Come risolvere gli enigmi

6 Novembre 2020🇮🇹 Italiano

Nella primavera del 1999 si stava per completare l’ultimo tassello del rinnovo totale dei prodotti Apple voluto da Steve Jobs: l’anno precedente era uscito l’iMac, rivoluzionario sia per architettura (un taglio netto col passato) che per forma (un’inaspettata combinazione di plastica bianca, colorata e trasparente in un formato “all in one”); la linea professionale era già stata riorganizzata con un portatile e un desktop, anche quest’ultimo profondamente rinnovato nella forma; mancava all’appello solo un portatile economico.

Dopo lo shock dell’iMac, utenti e commentatori non sapevano veramente cosa aspettarsi. La segretezza dei progetti di Apple era impenetrabile e la più piccola indiscrezione dava vita a congetture raffinatissime. Su quello che poche settimane dopo si sarebbe rivelato essere il primo iBook iniziò a circolare una voce singolare: un alimentatore “a yo-yo”.

Ma a cosa poteva servire un alimentatore a yo-yo? Doveva trattarsi, evidentemente, di un colpo di genio, di una soluzione avveniristica, inaspettata.
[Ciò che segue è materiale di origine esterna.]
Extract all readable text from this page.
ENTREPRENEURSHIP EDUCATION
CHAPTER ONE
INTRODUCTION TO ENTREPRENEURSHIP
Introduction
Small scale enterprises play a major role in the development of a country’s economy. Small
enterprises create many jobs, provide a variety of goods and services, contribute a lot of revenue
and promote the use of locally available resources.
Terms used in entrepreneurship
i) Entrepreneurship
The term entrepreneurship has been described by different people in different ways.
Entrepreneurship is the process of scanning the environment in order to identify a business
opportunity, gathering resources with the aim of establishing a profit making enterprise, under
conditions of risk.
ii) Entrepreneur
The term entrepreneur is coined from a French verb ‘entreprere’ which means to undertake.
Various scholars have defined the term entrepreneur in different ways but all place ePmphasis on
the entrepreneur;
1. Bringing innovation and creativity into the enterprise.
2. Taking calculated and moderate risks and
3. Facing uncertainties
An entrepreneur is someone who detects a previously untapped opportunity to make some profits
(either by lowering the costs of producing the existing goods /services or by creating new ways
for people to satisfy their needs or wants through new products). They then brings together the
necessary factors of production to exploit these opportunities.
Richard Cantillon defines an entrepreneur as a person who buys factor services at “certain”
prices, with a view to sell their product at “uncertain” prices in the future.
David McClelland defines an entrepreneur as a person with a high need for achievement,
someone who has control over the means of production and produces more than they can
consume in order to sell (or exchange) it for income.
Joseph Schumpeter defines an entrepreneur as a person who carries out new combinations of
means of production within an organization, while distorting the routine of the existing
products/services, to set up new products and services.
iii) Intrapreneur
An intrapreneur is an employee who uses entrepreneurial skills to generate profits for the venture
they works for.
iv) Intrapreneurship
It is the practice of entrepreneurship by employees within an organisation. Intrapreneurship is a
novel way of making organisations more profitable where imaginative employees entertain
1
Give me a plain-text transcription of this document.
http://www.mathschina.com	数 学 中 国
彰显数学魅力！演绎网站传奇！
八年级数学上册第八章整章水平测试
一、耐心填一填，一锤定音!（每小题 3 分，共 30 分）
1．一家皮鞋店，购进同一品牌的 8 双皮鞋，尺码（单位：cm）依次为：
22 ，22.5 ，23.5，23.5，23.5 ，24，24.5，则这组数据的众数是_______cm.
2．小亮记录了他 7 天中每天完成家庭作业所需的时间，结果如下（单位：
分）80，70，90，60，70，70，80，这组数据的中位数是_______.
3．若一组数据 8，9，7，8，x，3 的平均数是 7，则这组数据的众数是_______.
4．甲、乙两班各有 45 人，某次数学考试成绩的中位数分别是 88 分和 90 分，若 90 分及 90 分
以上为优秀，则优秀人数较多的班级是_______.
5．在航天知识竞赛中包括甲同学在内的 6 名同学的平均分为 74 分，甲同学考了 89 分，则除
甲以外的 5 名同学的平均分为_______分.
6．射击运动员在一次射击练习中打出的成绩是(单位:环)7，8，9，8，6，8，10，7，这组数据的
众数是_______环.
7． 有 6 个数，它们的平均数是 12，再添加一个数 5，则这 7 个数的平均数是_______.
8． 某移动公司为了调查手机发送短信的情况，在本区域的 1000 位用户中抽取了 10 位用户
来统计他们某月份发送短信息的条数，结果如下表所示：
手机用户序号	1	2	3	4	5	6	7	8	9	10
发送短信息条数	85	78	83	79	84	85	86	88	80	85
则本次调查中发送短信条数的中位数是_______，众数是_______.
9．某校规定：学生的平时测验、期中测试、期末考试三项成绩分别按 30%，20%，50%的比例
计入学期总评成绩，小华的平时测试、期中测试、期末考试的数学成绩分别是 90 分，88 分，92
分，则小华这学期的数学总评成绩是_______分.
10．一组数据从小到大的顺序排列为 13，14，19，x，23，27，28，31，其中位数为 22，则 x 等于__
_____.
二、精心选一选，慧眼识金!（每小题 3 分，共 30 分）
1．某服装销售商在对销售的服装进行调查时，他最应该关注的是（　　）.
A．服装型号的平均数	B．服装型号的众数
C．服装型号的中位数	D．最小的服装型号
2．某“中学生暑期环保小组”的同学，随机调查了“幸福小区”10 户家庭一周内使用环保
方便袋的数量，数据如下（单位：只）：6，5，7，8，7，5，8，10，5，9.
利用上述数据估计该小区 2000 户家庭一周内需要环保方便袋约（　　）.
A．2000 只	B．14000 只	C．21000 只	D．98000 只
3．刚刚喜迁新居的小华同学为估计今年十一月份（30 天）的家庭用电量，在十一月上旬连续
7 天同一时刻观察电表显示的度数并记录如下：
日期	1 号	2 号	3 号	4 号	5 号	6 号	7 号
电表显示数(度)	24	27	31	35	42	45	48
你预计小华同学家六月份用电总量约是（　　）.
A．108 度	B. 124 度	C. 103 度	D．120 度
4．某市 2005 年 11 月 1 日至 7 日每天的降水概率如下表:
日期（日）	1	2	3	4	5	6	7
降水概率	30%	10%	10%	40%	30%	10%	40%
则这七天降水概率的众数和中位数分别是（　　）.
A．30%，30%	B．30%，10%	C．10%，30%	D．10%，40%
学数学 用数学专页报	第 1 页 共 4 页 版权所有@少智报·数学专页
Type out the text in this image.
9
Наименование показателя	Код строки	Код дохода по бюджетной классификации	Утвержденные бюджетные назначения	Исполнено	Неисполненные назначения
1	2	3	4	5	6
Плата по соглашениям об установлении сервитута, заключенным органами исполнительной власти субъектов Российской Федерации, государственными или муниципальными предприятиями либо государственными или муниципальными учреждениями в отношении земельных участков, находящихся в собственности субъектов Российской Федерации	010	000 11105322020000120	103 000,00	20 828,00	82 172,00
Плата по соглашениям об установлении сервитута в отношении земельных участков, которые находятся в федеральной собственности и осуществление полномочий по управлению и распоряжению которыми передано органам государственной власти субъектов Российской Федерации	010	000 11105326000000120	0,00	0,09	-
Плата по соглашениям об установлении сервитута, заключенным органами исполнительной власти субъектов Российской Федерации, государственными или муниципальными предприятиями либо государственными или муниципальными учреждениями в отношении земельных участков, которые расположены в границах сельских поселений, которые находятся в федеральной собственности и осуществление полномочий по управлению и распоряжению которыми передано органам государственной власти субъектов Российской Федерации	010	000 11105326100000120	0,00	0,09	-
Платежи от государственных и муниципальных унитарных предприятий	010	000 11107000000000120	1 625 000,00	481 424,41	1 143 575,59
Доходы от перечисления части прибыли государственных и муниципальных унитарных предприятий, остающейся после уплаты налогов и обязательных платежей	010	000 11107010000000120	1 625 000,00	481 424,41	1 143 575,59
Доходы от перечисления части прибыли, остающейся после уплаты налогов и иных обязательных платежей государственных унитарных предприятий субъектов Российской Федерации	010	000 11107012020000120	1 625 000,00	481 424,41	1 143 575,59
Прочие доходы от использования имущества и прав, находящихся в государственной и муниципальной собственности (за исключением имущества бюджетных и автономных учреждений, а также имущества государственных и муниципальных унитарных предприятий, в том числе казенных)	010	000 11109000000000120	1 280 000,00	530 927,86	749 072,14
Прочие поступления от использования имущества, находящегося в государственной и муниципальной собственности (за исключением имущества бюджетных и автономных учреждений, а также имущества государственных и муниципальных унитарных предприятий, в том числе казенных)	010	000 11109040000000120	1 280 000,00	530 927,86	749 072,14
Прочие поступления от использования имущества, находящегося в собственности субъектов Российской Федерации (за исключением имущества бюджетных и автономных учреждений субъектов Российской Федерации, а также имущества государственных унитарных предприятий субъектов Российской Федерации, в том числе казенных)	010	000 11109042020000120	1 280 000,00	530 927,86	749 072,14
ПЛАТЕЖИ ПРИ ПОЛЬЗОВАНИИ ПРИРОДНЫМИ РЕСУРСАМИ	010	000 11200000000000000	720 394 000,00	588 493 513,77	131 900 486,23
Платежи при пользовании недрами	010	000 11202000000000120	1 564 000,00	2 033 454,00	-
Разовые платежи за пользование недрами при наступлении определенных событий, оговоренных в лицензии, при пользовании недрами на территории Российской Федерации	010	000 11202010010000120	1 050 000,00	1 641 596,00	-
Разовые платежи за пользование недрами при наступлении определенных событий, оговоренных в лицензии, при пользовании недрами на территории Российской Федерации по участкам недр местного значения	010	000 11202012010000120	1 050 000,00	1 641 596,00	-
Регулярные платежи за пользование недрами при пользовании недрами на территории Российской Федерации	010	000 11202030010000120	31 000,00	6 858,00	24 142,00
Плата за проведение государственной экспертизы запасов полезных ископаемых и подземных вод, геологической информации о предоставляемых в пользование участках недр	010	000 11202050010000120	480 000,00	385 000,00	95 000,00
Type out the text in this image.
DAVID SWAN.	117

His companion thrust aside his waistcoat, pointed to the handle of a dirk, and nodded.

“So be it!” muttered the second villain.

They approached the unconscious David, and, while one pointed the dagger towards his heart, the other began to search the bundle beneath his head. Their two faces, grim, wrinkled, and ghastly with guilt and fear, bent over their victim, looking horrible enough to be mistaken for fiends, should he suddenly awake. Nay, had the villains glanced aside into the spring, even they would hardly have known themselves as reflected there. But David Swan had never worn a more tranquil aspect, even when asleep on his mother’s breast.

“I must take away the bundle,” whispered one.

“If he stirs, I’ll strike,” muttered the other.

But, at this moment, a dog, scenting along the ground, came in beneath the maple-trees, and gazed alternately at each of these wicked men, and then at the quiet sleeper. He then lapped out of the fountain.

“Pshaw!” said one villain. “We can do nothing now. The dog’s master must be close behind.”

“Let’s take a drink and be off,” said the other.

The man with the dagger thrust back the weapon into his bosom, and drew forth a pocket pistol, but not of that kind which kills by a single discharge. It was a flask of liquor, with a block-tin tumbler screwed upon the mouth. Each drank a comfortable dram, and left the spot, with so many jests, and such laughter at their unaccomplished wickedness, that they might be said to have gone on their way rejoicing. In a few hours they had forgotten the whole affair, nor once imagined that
Iniziarono le speculazioni e si convenne a un certo punto che non poteva che trattarsi di un meccanismo manuale di ricarica: un congegno, insomma, a manovella. Ecco il coniglio che Jobs aveva nel cilindro: un portatile a totale indipendenza energetica.

Ebbene, l’alimentatore a yo-yo altro non era che un trasformatore a forma di disco, provvisto di una scanalatura entro cui avvolgere il cavo senza farlo imbrogliare. Per sciogliere il mistero, la fantasia dei commentatori si era inoltrata così in là da cercare problemi che gli corrispondessero, problemi che in realtà non esistevano nemmeno. La soluzione dello yo-yo era – pur nella sua eleganza – molto semplice, concreta, quasi pedestre.